23 Doch den koning van Ai grepen zij levend, en zij brachten hem tot Jozua.
24 En het geschiedde, toen de Israelieten een einde gemaakt hadden van al de inwoners van Ai te doden, op het veld, in de woestijn, in dewelke zij hen nagejaagd hadden, en dat zij allen door de scherpte des zwaards gevallen waren, totdat zij allen vernield waren; zo keerde zich gans Israel naar Ai, en zij sloegen ze met de scherpte des zwaards.
25 En het geschiedde, dat allen, die te dien dage vielen, zo mannen als vrouwen, waren twaalf duizend, al te zamen lieden van Ai.
26 Jozua trok ook zijn hand niet terug, die hij met de spies had uitgestrekt, totdat hij al de inwoners van Ai verbannen had.
27 Alleenlijk roofden de Israelieten voor zichzelven het vee en den buit derzelver stad, naar het woord des HEEREN, dat Hij Jozua geboden had.
28 Jozua nu verbrandde Ai, en hij stelde haar tot een eeuwigen hoop, ter verwoesting, tot op dezen dag.
29 En den koning van Ai hing hij aan een hout, tot aan den avondstond; en omtrent den ondergang der zon gebood Jozua, dat men zijn dood lichaam van het hout afname; en zij wierpen het aan de deur der stadspoort, en richtten daarop een groten steenhoop, zijnde tot op dezen dag.

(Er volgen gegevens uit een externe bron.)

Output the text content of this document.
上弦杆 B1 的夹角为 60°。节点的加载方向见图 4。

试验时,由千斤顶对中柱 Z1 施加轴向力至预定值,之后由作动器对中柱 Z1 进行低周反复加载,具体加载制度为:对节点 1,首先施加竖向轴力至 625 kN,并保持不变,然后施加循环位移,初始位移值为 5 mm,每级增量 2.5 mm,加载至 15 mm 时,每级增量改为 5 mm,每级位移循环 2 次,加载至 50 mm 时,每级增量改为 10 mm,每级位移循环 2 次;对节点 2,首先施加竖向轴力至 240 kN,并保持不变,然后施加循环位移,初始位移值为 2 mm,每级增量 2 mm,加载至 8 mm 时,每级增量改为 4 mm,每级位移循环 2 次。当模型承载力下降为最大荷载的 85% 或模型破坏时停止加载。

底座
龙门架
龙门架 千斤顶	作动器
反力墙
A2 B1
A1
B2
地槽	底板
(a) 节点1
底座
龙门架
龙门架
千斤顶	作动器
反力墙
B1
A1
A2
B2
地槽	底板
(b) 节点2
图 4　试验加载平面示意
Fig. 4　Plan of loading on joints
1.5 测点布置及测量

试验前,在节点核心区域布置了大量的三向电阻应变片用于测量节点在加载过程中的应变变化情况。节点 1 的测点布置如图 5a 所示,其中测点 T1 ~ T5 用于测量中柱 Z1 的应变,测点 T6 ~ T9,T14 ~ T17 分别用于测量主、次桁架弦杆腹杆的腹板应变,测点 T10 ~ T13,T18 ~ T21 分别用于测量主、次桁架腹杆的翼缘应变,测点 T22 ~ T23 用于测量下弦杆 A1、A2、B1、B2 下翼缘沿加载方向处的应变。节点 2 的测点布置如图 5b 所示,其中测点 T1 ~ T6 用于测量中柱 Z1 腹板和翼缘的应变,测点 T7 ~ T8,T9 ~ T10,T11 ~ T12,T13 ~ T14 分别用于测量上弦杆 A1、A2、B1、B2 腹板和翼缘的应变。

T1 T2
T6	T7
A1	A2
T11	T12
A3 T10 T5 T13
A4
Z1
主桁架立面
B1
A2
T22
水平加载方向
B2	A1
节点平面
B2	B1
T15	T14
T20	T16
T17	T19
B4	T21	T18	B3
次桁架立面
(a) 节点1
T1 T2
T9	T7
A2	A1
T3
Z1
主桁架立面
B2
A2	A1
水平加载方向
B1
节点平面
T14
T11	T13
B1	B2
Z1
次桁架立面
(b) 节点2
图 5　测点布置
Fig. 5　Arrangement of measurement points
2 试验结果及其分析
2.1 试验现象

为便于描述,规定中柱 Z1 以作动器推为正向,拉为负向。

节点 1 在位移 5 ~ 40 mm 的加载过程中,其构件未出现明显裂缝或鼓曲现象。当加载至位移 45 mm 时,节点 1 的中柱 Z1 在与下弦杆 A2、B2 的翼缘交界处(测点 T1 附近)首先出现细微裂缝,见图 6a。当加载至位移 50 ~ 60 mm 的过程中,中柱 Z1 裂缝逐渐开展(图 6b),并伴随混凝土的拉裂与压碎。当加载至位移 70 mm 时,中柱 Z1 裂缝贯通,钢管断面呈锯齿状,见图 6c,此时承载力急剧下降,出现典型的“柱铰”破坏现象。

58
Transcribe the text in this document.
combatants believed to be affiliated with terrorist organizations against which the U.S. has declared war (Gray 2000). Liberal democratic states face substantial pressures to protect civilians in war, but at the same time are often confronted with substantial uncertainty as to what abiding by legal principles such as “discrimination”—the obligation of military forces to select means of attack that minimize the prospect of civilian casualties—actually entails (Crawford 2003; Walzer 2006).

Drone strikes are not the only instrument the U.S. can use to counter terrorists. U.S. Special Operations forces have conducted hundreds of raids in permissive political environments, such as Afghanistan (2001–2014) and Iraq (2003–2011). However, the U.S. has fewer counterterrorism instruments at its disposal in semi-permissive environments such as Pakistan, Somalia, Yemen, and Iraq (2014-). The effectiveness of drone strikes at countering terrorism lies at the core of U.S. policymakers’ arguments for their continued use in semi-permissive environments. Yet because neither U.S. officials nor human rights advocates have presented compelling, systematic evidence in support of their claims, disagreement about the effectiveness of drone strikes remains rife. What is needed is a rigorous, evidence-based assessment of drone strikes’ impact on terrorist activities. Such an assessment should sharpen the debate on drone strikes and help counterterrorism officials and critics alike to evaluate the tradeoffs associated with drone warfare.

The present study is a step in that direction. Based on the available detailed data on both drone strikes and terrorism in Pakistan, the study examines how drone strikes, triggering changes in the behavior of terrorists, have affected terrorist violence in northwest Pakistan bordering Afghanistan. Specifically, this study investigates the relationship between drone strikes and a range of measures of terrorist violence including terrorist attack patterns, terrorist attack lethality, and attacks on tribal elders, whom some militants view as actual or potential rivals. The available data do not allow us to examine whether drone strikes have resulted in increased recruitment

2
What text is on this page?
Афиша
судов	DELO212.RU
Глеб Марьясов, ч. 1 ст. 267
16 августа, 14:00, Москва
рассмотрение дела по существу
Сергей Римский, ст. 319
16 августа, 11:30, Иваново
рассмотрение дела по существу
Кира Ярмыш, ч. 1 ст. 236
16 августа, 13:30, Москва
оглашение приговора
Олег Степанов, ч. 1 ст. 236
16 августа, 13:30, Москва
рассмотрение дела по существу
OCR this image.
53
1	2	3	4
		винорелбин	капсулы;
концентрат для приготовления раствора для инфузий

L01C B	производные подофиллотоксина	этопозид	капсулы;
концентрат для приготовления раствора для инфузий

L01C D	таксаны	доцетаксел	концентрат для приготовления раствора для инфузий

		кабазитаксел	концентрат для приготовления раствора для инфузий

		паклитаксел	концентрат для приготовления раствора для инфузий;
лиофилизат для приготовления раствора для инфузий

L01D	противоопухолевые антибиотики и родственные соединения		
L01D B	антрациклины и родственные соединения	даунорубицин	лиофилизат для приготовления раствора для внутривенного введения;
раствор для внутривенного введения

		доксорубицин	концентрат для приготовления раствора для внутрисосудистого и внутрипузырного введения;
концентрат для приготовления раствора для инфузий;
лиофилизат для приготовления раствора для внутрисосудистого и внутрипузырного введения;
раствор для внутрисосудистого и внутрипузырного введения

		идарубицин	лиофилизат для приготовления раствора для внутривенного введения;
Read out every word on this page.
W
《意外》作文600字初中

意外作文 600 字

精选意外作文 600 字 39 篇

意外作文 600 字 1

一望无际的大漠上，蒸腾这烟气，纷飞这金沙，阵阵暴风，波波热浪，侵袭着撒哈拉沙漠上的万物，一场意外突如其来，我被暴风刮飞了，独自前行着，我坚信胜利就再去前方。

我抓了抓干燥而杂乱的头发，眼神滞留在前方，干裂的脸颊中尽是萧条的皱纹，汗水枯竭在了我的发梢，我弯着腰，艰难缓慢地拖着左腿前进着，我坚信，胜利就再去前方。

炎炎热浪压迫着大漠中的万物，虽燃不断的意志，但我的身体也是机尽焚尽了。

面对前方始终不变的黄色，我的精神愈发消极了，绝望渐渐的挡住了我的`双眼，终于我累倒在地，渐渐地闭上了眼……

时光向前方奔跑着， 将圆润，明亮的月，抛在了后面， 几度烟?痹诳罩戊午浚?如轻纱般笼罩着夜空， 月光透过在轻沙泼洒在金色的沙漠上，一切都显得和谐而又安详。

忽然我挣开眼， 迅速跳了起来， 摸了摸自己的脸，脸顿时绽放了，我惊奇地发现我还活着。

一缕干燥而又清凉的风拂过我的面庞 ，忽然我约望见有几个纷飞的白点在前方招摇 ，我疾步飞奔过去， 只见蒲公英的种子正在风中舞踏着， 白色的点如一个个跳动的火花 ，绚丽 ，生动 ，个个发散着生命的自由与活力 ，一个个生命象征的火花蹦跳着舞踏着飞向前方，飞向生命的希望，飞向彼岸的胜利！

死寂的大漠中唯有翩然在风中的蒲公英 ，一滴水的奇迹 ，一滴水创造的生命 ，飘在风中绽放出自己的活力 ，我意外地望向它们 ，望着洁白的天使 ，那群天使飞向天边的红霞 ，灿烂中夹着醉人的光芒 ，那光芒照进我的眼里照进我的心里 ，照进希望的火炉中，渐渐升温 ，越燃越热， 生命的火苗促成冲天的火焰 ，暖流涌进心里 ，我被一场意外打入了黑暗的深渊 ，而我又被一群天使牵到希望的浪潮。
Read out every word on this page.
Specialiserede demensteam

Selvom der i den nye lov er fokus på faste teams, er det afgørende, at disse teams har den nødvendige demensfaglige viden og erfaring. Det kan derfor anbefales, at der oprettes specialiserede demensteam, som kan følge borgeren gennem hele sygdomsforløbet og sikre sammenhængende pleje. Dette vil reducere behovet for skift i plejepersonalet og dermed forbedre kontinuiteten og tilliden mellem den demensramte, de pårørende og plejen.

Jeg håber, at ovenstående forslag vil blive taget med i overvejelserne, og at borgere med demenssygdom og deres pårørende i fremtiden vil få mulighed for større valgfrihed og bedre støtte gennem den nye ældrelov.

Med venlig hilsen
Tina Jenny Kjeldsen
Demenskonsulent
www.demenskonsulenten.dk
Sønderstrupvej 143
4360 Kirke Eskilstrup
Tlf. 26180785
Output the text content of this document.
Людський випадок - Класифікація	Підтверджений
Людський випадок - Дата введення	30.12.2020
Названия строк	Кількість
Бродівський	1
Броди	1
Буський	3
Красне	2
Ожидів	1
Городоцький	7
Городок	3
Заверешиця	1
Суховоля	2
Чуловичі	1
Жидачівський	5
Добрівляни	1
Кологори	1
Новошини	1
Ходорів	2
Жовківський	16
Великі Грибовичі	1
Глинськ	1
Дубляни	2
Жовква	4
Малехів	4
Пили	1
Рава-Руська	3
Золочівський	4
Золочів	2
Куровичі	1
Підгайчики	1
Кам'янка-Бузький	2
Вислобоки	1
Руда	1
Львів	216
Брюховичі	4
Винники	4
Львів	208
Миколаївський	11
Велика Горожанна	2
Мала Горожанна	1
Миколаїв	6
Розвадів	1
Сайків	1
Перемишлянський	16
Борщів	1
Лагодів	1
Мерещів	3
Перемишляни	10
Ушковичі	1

30 Toen bouwde Jozua een altaar den HEERE, den God van Israel, op den berg Ebal;
31 Gelijk als Mozes, de knecht des HEEREN, den kinderen Israels geboden had, achtereenvolgens hetgeen geschreven is in het wetboek van Mozes: een altaar van gehele stenen, over dewelke men geen ijzer bewogen had; en daarop offerden zij den HEERE brandofferen; ook offerden zij dankofferen.
32 Aldaar schreef hij ook op stenen een dubbel van de wet van Mozes, hetwelk hij geschreven heeft voor het aangezicht der kinderen Israels.
33 En gans Israel met zijn oudsten, en ambtlieden, en zijn rechters, stonden aan deze en aan gene zijde der ark, voor de Levietische priesteren, die de ark des verbonds des HEEREN droegen, zo vreemdelingen als inboorlingen, een helft daarvan tegenover den berg Gerizim, en een helft daarvan tegenover den berg Ebal, gelijk als Mozes, de knecht des HEEREN, bevolen had; om het volk van Israel in het eerst te zegenen.
34 En daarna las hij overluid al de woorden der wet, de zegening en den vloek, naar alles, wat in het wetboek geschreven staat.
35 Daar was niet een woord van al hetgeen Mozes geboden had, dat Jozua niet overluid las voor de gehele gemeente van Israel, en de vrouwen, en de kleine kinderen, en de vreemdelingen, die in het midden van hen wandelden.